CHAPITRE V
Encore ce garçon !
CLAUDINE se retourna en grognant, mais ne se réveilla pas. « Oh ! Claude ! je t’en prie ! répétait Annie. Écoute-moi. »
Elle n’osait parler fort de peur d’être entendue. Qui sait ce qui pouvait arriver si le bruit de sa voix attirait l’attention des intrus…, s’ils s’approchaient du camp… ? Claude s’éveilla enfin et grogna : « Oh ! Annie ! laisse-moi tranquille », d’une voix qui résonna très fort dans le silence.
« Chut ! fit Annie. Chut !
— Pourquoi chut ? demanda Claudine. Nous sommes seules ici. Nous pouvons faire autant de bruit que nous voulons !
Justement… non, nous ne s…ommes pas seules ! haleta Annie, en se cramponnant à son bras. Il y a quelqu’un dans la chaumière en ruine. »
Cette fois Claude se trouva tout à fait réveillée. Elle se redressa et écouta l’histoire que sa cousine lui conta à voix basse. Aussitôt après, elle s’adressa à son chien :
« Dago ! lui dit-elle sans élever la voix, c’est le moment d’aller faire un tour là-bas, n’est-ce pas ? Tu m’accompagneras, et pas de bruit, hein ! »

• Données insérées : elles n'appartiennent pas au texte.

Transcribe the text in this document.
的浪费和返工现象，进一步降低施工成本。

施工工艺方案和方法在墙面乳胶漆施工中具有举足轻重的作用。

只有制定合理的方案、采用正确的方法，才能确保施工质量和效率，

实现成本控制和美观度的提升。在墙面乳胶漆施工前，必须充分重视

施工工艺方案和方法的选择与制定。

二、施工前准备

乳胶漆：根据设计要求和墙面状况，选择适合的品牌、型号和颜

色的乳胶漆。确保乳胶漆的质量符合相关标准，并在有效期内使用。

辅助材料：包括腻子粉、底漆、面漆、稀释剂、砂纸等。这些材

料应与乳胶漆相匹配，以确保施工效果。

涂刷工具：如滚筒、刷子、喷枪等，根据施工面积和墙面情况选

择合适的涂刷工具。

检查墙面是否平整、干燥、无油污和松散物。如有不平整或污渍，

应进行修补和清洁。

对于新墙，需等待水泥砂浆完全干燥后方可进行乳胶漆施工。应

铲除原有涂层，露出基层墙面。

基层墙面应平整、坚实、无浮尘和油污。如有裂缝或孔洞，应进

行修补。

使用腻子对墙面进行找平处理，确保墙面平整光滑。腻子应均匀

Puis se tournant vers Annie, elle ajouta : « Toi, recouche-toi et attends-nous ! Nous allons essayer de voir ce qui se passe et nous te raconterons tout au retour.
— Oh ! non ! supplia Annie. Non ! je ne pourrai jamais rester ici toute seule. J’aime mieux venir, je n’aurai pas peur avec Dagobert. Mais pourquoi n’a-t-il pas aboyé quand cette lumière s’est allumée ?
— Il a dû penser que c’était toi », fit Claude. Et Annie, rassurée par cette explication, approuva d’un hochement de tête.
Les deux fillettes s’avancèrent en direction de la chaumière, Annie tenant Claude par le bras, et Dago suivant celle-ci, collé à ses talons. Il savait qu’il ne devait pas s’élancer tant qu’il n’en aurait pas reçu l’ordre ; aussi, les oreilles dressées, marchait-il lentement, tous ses sens aux aguets.
Quand le trio arriva en vue de la chaumière, il s’immobilisa, et chacun se livra à un examen attentif, sans rien découvrir d’anormal. Les pans de murs écroulés étaient très visibles sur le ciel noir, mais aucune lumière n’y brillait plus, aucun son n’en sortait. Les fillettes s’approchèrent encore de quelques pas et attendirent cinq bonnes minutes dans l’immobilité la plus complète. Rien ne se produisit, sauf qu’à la longue Dago, lassé par ce jeu sans intérêt, se détourna de l’objectif et, s’asseyant, se mit à gratter bruyamment sa collerette de carton.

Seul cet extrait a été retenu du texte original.